Atualmente, a iniciativa está em expansão, tendo presença em duas escolas de Portugal, colaborações estabelecidas no Brasil e uma proposta de financiamento que poderá levar o sistema a Moçambique. Mais instituições de ensino do Porto devem juntar-se ao projeto no próximo ano letivo. O objetivo é chegar ao maior número de escolas possível.

Todo o acompanhamento dado é gratuito, ficando a escola apenas com o encargo dos equipamentos. De acordo com Nelson Barros, há financiamentos locais que podem solicitar para cobrir esses custos.

Para se candidatarem, “basta manifestarem o desejo de o fazer”, contactando o professor através do e-mail nelson@ufp.edu.pt. Todo o acompanhamento dado é gratuito, ficando a escola apenas com o encargo dos equipamentos. De acordo com Nelson Barros, há financiamentos locais que podem solicitar para cobrir esses custos.
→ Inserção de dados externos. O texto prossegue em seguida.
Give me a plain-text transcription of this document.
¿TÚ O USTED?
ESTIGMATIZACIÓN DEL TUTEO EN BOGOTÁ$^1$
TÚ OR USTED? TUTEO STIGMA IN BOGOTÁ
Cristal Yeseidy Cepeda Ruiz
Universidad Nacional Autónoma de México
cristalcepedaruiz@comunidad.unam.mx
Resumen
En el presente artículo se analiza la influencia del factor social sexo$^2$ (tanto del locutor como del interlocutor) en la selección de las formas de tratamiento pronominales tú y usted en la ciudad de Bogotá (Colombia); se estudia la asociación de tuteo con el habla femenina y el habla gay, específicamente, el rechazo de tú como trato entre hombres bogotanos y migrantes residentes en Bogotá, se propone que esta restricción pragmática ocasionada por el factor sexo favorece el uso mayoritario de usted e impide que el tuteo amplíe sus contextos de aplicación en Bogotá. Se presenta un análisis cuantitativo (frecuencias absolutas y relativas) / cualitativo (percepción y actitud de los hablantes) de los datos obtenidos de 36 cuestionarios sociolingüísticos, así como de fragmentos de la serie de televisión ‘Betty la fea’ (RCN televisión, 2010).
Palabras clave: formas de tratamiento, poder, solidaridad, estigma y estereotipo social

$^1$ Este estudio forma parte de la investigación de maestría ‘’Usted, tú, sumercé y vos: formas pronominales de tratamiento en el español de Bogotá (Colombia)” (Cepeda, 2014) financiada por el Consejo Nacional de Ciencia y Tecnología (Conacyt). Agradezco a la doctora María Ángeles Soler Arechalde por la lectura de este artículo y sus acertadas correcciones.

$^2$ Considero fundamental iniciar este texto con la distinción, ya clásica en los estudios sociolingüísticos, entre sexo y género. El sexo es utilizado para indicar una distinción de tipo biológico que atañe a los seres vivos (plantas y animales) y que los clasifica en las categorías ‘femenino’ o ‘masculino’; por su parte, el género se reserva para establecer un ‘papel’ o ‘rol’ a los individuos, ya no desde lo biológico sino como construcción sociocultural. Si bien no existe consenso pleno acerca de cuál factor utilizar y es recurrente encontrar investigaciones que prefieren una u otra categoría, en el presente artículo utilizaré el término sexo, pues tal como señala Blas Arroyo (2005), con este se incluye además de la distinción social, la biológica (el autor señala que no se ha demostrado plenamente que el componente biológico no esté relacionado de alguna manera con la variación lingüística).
“Daremos o apoio técnico-científico para o desenvolvimento do projeto na escola. Quanto a custos, da nossa parte não há qualquer custo. Na verdade, este é um projeto em que há ganho mútuo. A abordagem proposta incentiva a transferência de conhecimentos científicos das universidades para a sociedade”, refere o investigador.

Uma vez que envolve os alunos no processo, convidando-os a construir os próprios dispositivos, o projeto promove “a literacia da geração mais jovem”. Além de sensibilizar os estudantes para a importância deste tema, também os capacita a aplicar e a transmitir esse conhecimento fora do ambiente escolar, considera o professor.

“A própria escola pode tornar-se um polo produtor de sensores para outros espaços com problemas de qualidade do ar, como lares de terceira idade, creches ou infantários”, diz Nelson Barros, salientando o “alcance social” do projeto.

Uma vez que envolve os alunos no processo, convidando-os a construir os próprios dispositivos, o projeto promove “a literacia da geração mais jovem”.

Questionado sobre como surgiu a ideia, Nelson Barros conta que, no final de 2021, foi abordado por um professor da Escola de Alpendorada preocupado com a qualidade do ar. Com base na experiência anterior da UFP na monitorização do ar através de sensores de baixo custo, o sistema foi replicado em escolas e aprovado pela Ciência Viva.

Este ano, com a publicação de um artigo científico sobre o SchoolAIR na revista internacional Sensors, o “trabalho foi validado internacionalmente por pares” e “também foi garantida a originalidade do conceito”.